Il faut, sans doute, y voir les conséquences de la polarisation croissante de l’opinion publique vis-à-vis du Progrès.  Selon le dernier baromètre de l’Observatoire de la confiance du Groupe La Poste, en près de 20 ans, le nombre de ceux qui pensent que le progrès scientifique est synonyme d’amélioration est passé de 37 à 48%. Mais à l’inverse, le nombre de ceux pour qui le progrès scientifique apporte « plus de mal que de bien » a doublé en l’espace de 8 ans, passant de 5 à 11%. Ce dernier chiffre doit particulièrement interroger car les mouvements d’opinion sur les risques sanitaires et scientifiques ont souvent pour origine la mobilisation de militants extrêmement mobilisés. S’il devient plus aisé pour ces activistes de convaincre une part croissante de la population, déjà sensible à leurs arguments, alors il sera d’autant plus facile, pour eux, d’attirer l’attention des médias et de créer des mouvements de fond dans l’opinion. La rapidité de la mobilisation sur les gaz de schiste ou encore sur les potentielles atteintes à la vie privée des Google Glass s’inscrivent dans ce schéma.

Et ce, d’autant plus que le niveau de frilosité des Français face à la technologie est loin d’être négligeable. Ainsi, le niveau élevé de confiance des Français dans le Progrès (75%) coexiste avec une conscience, elle aussi assez importante, du risque de jouer aux « apprentis sorciers ». Ainsi, 64% des personnes interrogées estiment qu’ « il faut être prudent face au progrès scientifique car il comporte des risques que l’homme ne saura pas maîtriser ». Nous retrouvions déjà dans la 3e vague de notre Observatoire des Risques Sanitaires, publié en décembre 2010, une telle conscience des risques engendrés par le progrès. A l’époque, 73% des Français se déclaraient « inquiets face aux risques potentiels dans le domaine de la santé » et 79% considéraient que le nombre de ces crises aurait tendance « à augmenter » dans les prochaines années.

 

Du principe de précaution au principe de suspicion ?

 

De tels résultats doivent interroger tous ceux qui ont la responsabilité de communiquer sur des avancées scientifiques. En effet, ce scepticisme face au progrès scientifique témoigne d’un désenchantement réel et, sans doute aussi, de bien des espoirs déçus.
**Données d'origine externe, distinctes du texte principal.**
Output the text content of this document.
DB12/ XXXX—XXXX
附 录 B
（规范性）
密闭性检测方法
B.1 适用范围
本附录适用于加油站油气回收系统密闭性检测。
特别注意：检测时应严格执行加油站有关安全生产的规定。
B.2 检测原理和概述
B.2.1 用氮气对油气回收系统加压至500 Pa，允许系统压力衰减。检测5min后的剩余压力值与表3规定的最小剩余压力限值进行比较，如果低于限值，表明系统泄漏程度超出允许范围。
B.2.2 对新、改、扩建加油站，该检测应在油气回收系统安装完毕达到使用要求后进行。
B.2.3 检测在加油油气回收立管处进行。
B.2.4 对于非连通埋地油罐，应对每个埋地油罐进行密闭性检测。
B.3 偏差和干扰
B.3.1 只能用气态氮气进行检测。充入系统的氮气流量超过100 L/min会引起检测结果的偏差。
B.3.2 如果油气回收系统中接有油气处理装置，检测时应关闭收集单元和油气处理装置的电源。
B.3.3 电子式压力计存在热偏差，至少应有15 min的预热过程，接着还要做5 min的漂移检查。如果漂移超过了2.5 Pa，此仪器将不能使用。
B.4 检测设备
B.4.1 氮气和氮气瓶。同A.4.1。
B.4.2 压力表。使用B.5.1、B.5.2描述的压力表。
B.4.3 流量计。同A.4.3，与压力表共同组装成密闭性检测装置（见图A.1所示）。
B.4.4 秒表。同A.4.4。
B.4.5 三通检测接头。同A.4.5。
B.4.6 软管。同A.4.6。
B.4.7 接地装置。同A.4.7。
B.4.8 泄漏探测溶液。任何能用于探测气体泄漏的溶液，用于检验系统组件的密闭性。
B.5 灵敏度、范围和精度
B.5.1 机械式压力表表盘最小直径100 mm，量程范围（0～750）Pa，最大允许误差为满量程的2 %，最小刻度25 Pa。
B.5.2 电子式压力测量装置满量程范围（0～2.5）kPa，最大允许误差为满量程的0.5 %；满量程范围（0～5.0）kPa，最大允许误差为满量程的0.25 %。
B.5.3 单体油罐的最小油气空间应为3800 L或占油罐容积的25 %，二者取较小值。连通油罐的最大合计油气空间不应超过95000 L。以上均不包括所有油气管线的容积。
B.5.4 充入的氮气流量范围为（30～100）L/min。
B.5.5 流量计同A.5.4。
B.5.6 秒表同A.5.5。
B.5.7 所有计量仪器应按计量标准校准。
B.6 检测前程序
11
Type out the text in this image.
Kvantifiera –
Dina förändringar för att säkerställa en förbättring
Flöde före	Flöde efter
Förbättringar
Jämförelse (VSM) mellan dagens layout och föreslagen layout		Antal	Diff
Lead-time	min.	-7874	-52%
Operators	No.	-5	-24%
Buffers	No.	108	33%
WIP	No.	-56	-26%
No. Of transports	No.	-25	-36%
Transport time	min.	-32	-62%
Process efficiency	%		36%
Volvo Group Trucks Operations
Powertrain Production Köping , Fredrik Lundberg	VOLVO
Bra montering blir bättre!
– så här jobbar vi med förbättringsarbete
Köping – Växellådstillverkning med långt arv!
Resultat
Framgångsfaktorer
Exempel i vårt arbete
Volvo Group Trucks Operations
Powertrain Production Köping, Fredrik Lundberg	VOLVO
Il ne s’agit pas d’un front organisé ou d’un nouveau luddisme mais plutôt d’une conscience nouvelle d’une partie de l’opinion publique qui considère avec une suspicion croissante des avancées scientifiques, présentées comme de toute façon inéluctables et dont les risques semblent, de plus en plus, dépasser les capacités de contrôle de l’Etat-nation.

 

C’est donc un principe de suspicion généralisée qui semble s’imposer. Là où le principe de précaution témoignait d’une exigence de débat critique, une partie de l’opinion doute aujourd’hui de l’intérêt du débat et le considère même, parfois, illégitime. C’est ainsi que la tenue du débat sur le site de stockage de déchets radioactifs de Bure est empêchée par des opposants.

 

Il convient donc, plus que jamais, de faire la pédagogie des risques liés aux avancées scientifiques mais aussi des mécanismes mis en place pour les prévenir. Rien n’est pire, pour l’opinion publique, que d’avoir l’impression qu’«on cherche à lui cacher des choses » ou de constater que les garde-fous sensés la protéger (études d’impact, contre-expertises, etc.) ne sont pas en place. De même, il est de peu d’utilité de dénoncer des adeptes des théories du complot.

Ce n’est qu’en répondant, de façon concrète et argumentée, aux inquiétudes de ces sceptiques qu’Etat, entreprises et scientifiques pourront démontrer leur maitrise des risques.

 

Il faudra aussi réenchanter la notion de progrès en développant – à l’image des possibilités offertes par Internet et les réseaux sociaux – de nouvelles applications qui fassent rêver mais aussi améliorent sensiblement la vie quotidienne. Après tout, il faut s’en souvenir, notre pays qui a donné naissance au principe de précaution, est aussi celui de… Jules Verne.